Banyak masjid bersejarah di Cirebon sebagai bukti dan saksi sejarah penyebaran Islam. Meski bangunan sudah tua, tetap kokoh. Bahkan sampai hari ini masih dipakai untuk ibadah sehari-hari.

LAPORAN: AZIS MUHTAROM, Cirebon

SALAH satunya Masjid Al Banyamin. Atau disebut juga Masjid Tugu Dalem. Karena berdiri di Kampung Tugu Dalem, Kelurahan Kalijaga, Kecamatan Harjamukti, Kota Cirebon. Lokasinya tak jauh dari Bandara Cakrabuana atau Bandara Penggung.

Masjid dengan arsitektur klasik tersebut hingga kini tetap mempertahankan tradisi tanpa pengeras suara.

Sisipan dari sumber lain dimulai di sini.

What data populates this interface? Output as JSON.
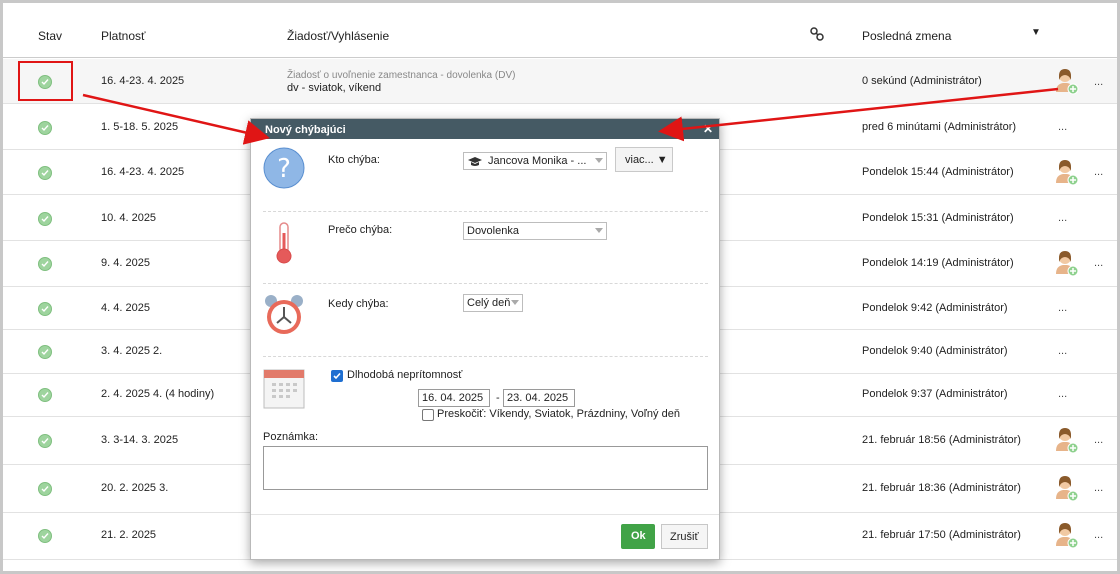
{
  "header": {
    "col_status": "Stav",
    "col_validity": "Platnosť",
    "col_request": "Žiadosť/Vyhlásenie",
    "col_last_change": "Posledná zmena",
    "sort_indicator": "▼"
  },
  "rows": [
    {
      "validity": "16. 4-23. 4. 2025",
      "request_sub": "Žiadosť o uvoľnenie zamestnanca - dovolenka (DV)",
      "request_main": "dv - sviatok, víkend",
      "last_change": "0 sekúnd (Administrátor)"
    },
    {
      "validity": "1. 5-18. 5. 2025",
      "request_sub": "",
      "request_main": "",
      "last_change": "pred 6 minútami (Administrátor)"
    },
    {
      "validity": "16. 4-23. 4. 2025",
      "request_sub": "",
      "request_main": "",
      "last_change": "Pondelok 15:44 (Administrátor)"
    },
    {
      "validity": "10. 4. 2025",
      "request_sub": "",
      "request_main": "",
      "last_change": "Pondelok 15:31 (Administrátor)"
    },
    {
      "validity": "9. 4. 2025",
      "request_sub": "",
      "request_main": "",
      "last_change": "Pondelok 14:19 (Administrátor)"
    },
    {
      "validity": "4. 4. 2025",
      "request_sub": "",
      "request_main": "",
      "last_change": "Pondelok 9:42 (Administrátor)"
    },
    {
      "validity": "3. 4. 2025 2.",
      "request_sub": "",
      "request_main": "",
      "last_change": "Pondelok 9:40 (Administrátor)"
    },
    {
      "validity": "2. 4. 2025 4. (4 hodiny)",
      "request_sub": "",
      "request_main": "",
      "last_change": "Pondelok 9:37 (Administrátor)"
    },
    {
      "validity": "3. 3-14. 3. 2025",
      "request_sub": "",
      "request_main": "",
      "last_change": "21. február 18:56 (Administrátor)"
    },
    {
      "validity": "20. 2. 2025 3.",
      "request_sub": "",
      "request_main": "",
      "last_change": "21. február 18:36 (Administrátor)"
    },
    {
      "validity": "21. 2. 2025",
      "request_sub": "",
      "request_main": "",
      "last_change": "21. február 17:50 (Administrátor)"
    }
  ],
  "row_more": "...",
  "dialog": {
    "title": "Nový chýbajúci",
    "close": "✕",
    "who_label": "Kto chýba:",
    "who_value": "Jancova Monika - ...",
    "more_button": "viac... ▼",
    "why_label": "Prečo chýba:",
    "why_value": "Dovolenka",
    "when_label": "Kedy chýba:",
    "when_value": "Celý deň",
    "long_absence_label": "Dlhodobá neprítomnosť",
    "date_from": "16. 04. 2025",
    "date_sep": "-",
    "date_to": "23. 04. 2025",
    "skip_label": "Preskočiť: Víkendy, Sviatok, Prázdniny, Voľný deň",
    "note_label": "Poznámka:",
    "ok_button": "Ok",
    "cancel_button": "Zrušiť"
  },
  "colors": {
    "title_bar": "#455a64",
    "ok": "#41a347",
    "status_ok": "#9ed49e",
    "annotation": "#e01515"
  }
}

Tradisi ini dipertahankan sejak zaman penjajahan Belanda. Masjid Al Banyamin didirikan oleh KH Banyamin, seorang ulama yang hidup pada masa penjajahan Belanda.

Nur Azizah, pengurus yayasan pengelola masjid tersebut menceritakan sejarah berdirinya masjid ini. Nur Azizah menjelaskan, KH Banyamin merupakan salah satu ulama dan diklaim memiliki trah Syekh Syarif Hidayatullah.

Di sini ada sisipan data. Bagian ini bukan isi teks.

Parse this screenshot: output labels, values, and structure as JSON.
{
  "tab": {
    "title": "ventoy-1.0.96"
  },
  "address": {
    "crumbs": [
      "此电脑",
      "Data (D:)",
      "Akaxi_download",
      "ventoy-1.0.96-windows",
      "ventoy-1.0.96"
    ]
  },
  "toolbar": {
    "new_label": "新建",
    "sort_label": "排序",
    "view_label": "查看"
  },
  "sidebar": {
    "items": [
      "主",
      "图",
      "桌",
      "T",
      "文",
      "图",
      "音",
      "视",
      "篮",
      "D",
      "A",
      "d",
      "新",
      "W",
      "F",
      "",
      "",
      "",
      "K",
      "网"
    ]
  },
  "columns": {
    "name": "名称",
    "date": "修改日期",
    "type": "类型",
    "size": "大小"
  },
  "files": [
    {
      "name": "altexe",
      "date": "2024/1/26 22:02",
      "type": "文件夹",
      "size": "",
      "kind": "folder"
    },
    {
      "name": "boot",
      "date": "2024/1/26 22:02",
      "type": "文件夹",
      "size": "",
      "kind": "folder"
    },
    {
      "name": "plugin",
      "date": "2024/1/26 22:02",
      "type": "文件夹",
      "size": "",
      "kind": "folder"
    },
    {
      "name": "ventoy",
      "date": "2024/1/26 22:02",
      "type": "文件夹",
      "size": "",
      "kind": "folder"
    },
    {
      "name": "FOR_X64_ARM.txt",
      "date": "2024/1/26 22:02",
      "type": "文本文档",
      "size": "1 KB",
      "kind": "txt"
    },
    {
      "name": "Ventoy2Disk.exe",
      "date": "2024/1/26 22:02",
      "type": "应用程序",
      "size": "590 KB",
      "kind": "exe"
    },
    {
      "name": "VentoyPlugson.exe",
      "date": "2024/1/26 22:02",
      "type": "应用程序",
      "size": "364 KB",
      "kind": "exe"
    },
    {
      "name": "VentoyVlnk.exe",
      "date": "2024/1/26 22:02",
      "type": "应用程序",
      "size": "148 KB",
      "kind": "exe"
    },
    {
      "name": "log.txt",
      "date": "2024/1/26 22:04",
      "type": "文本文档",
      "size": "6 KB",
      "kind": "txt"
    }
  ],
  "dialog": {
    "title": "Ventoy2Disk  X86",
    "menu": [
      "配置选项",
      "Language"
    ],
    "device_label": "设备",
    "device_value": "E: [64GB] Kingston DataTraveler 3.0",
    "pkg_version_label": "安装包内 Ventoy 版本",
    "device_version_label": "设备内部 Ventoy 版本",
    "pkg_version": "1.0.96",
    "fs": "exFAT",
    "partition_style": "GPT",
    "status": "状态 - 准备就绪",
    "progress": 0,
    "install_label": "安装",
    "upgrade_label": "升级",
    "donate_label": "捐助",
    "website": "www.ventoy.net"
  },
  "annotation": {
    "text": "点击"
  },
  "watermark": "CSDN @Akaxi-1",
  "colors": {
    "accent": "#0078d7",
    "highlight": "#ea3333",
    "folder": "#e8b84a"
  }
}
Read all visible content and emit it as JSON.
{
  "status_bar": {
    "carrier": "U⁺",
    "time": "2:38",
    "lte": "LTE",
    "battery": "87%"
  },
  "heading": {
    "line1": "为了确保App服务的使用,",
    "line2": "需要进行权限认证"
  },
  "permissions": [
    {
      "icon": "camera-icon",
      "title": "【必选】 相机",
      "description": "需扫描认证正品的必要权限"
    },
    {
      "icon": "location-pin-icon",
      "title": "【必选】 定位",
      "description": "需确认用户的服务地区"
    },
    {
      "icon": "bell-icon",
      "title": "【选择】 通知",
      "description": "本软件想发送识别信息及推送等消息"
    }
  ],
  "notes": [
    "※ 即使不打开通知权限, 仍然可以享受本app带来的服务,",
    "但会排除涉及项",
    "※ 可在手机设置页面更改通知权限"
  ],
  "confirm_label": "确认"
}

Ulama pada waktu itu dimusuhi oleh penjajah. Karena misinya mencerdaskan kehidupan umat melalui ilmu agama.

Apalagi, di dalam syiarnya terkandung bab siyasah (politik). Bab siyasah ini yang dikhawatirkan bisa membangkitkan semangat perjuangan rakyat dan bakal mengganggu kekuasaan penjajah dalam mengekang rakyat pribumi.

KH Banyamin saat hendak mendirikan masjid pun sempat menemui jalan terjal. Sebab mesti meminta izin terlebih dahulu kepada Pemerintah Kerajaan Belanda yang saat itu dipimpin Ratu Wilhemina. Pimpinan penjajah di Karesidenan Cirebon pada waktu itu bahkan menentang habis-habisan upaya pendirian masjid.

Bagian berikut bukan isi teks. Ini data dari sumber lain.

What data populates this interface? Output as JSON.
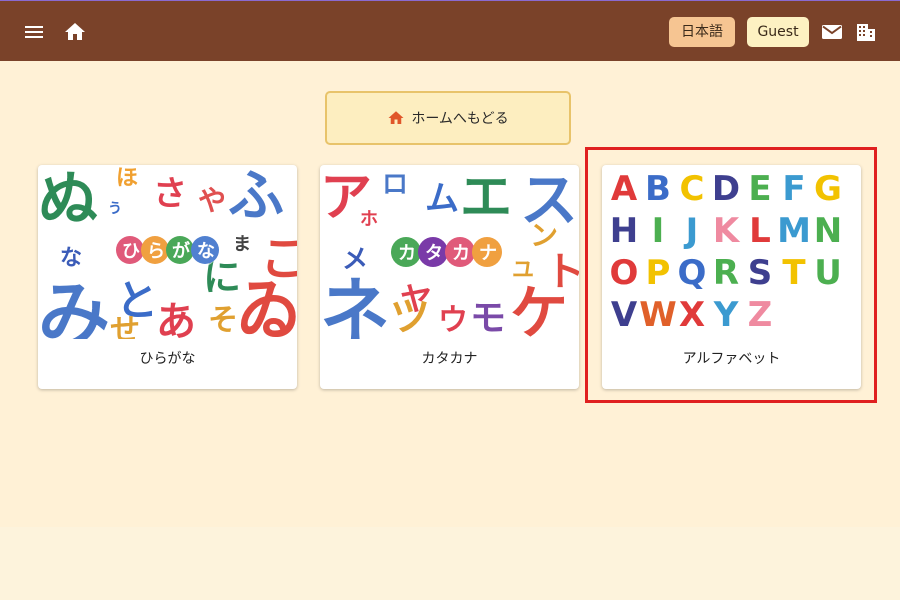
{
  "header": {
    "menu_icon": "menu-icon",
    "home_icon": "home-icon",
    "language_label": "日本語",
    "guest_label": "Guest",
    "mail_icon": "mail-icon",
    "building_icon": "building-icon",
    "bar_color": "#7a4229"
  },
  "main": {
    "back_button_label": "ホームへもどる",
    "back_button_icon": "home-icon",
    "cards": [
      {
        "label": "ひらがな",
        "badge": "ひらがな"
      },
      {
        "label": "カタカナ",
        "badge": "カタカナ"
      },
      {
        "label": "アルファベット",
        "letters": [
          "A",
          "B",
          "C",
          "D",
          "E",
          "F",
          "G",
          "H",
          "I",
          "J",
          "K",
          "L",
          "M",
          "N",
          "O",
          "P",
          "Q",
          "R",
          "S",
          "T",
          "U",
          "V",
          "W",
          "X",
          "Y",
          "Z"
        ]
      }
    ],
    "selected_card": "アルファベット"
  }
}
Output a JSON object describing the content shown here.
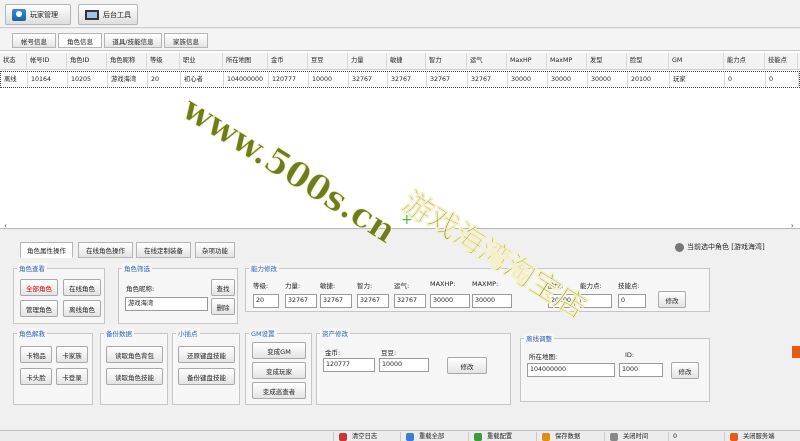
{
  "top_tabs": [
    {
      "label": "玩家管理"
    },
    {
      "label": "后台工具"
    }
  ],
  "sub_tabs": [
    {
      "label": "帐号信息"
    },
    {
      "label": "角色信息"
    },
    {
      "label": "道具/技能信息"
    },
    {
      "label": "家族信息"
    }
  ],
  "grid": {
    "headers": [
      "状态",
      "帐号ID",
      "角色ID",
      "角色昵称",
      "等级",
      "职业",
      "所在地图",
      "金币",
      "豆豆",
      "力量",
      "敏捷",
      "智力",
      "运气",
      "MaxHP",
      "MaxMP",
      "发型",
      "脸型",
      "GM",
      "能力点",
      "技能点"
    ],
    "row": [
      "离线",
      "10164",
      "10205",
      "游戏海湾",
      "20",
      "初心者",
      "104000000",
      "120777",
      "10000",
      "32767",
      "32767",
      "32767",
      "32767",
      "30000",
      "30000",
      "30000",
      "20100",
      "玩家",
      "0",
      "0"
    ]
  },
  "bottom_tabs": [
    {
      "label": "角色属性操作"
    },
    {
      "label": "在线角色操作"
    },
    {
      "label": "在线定制装备"
    },
    {
      "label": "杂项功能"
    }
  ],
  "current_selection": "当前选中角色 [游戏海湾]",
  "role_view": {
    "title": "角色查看",
    "all": "全部角色",
    "online": "在线角色",
    "manage": "管理角色",
    "offline": "离线角色"
  },
  "role_filter": {
    "title": "角色筛选",
    "nick_label": "角色昵称:",
    "nick_value": "游戏海湾",
    "find": "查找",
    "delete": "删除"
  },
  "ability": {
    "title": "能力修改",
    "fields": [
      {
        "label": "等级:",
        "value": "20"
      },
      {
        "label": "力量:",
        "value": "32767"
      },
      {
        "label": "敏捷:",
        "value": "32767"
      },
      {
        "label": "智力:",
        "value": "32767"
      },
      {
        "label": "运气:",
        "value": "32767"
      },
      {
        "label": "MAXHP:",
        "value": "30000"
      },
      {
        "label": "MAXMP:",
        "value": "30000"
      },
      {
        "label": "脸型:",
        "value": "20100"
      },
      {
        "label": "能力点:",
        "value": "0"
      },
      {
        "label": "技能点:",
        "value": "0"
      }
    ],
    "modify": "修改"
  },
  "role_unlock": {
    "title": "角色解救",
    "kawupin": "卡物品",
    "kajiaohua": "卡家族",
    "katoulian": "卡头脸",
    "kadenglu": "卡登录"
  },
  "backup": {
    "title": "备份数据",
    "read_bag": "读取角色背包",
    "read_skill": "读取角色技能"
  },
  "gadgets": {
    "title": "小插点",
    "restore": "还原键盘技能",
    "backup": "备份键盘技能"
  },
  "gm": {
    "title": "GM设置",
    "become_gm": "变成GM",
    "become_player": "变成玩家",
    "become_observer": "变成巡查者"
  },
  "assets": {
    "title": "资产修改",
    "gold_label": "金币:",
    "gold_value": "120777",
    "bean_label": "豆豆:",
    "bean_value": "10000",
    "modify": "修改"
  },
  "offline": {
    "title": "离线调整",
    "map_label": "所在地图:",
    "map_value": "104000000",
    "id_label": "ID:",
    "id_value": "1000",
    "modify": "修改"
  },
  "footer": [
    {
      "label": "清空日志"
    },
    {
      "label": "重载全部"
    },
    {
      "label": "重载配置"
    },
    {
      "label": "保存数据"
    },
    {
      "label": "关闭时间"
    },
    {
      "label": "0"
    },
    {
      "label": "关闭服务端"
    }
  ],
  "watermark": {
    "line1": "www.500s.cn",
    "line2": "游戏海湾淘宝店"
  },
  "colors": {
    "accent_blue": "#2d63b8",
    "red_text": "#cc0000",
    "watermark_green": "#6f7c1c"
  }
}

Hingga akhirnya pada tahun 1914 masjid tersebut dapat dibangun. Walaupun pengakuan pihak Belanda setengah hati. Sehingga waktu itu tetap mengekang rakyat di sekitar wilayah Tugu Dalem.

Saat ini, masjid tersebut sudah beberapa kali dilakukan pemugaran. Bangunan aslinya hanya seluas 8x8 meter. Dengan atap momolo berbentuk kerucut berprofilkan stupa layaknya masjid-masjid lama yang dibangun di tatar Jawa.

Sedangkan alas lantai tegel yang masih tersisa hingga saat ini menjadi ciri khas bangunan tua zaman dahulu.

Saat ini bangunan masjid telah mengalami perluasan. Teras masjid diperluas hingga bisa menampung jamaah lebih banyak. Pemugaran masjid terakhir kali dilakukan pada tahun 1980-an.

Beberapa benda peninggalan lama seperti bedug dan mimbar, telah diganti yang baru, namun benda-benda lamanya terebut masih tersimpan di dekat masjid. Hingga saat ini masjid itu masih mempertahankan tradisi tak menggunakan pengeras suara.

“Dari dulunya seperti itu, kata mbah saya. Jadi sampai sekarang kita tetap menuruti apa yang sudah diawali para pendiri masjid ini,” ungkap Nur Azizah, kemarin.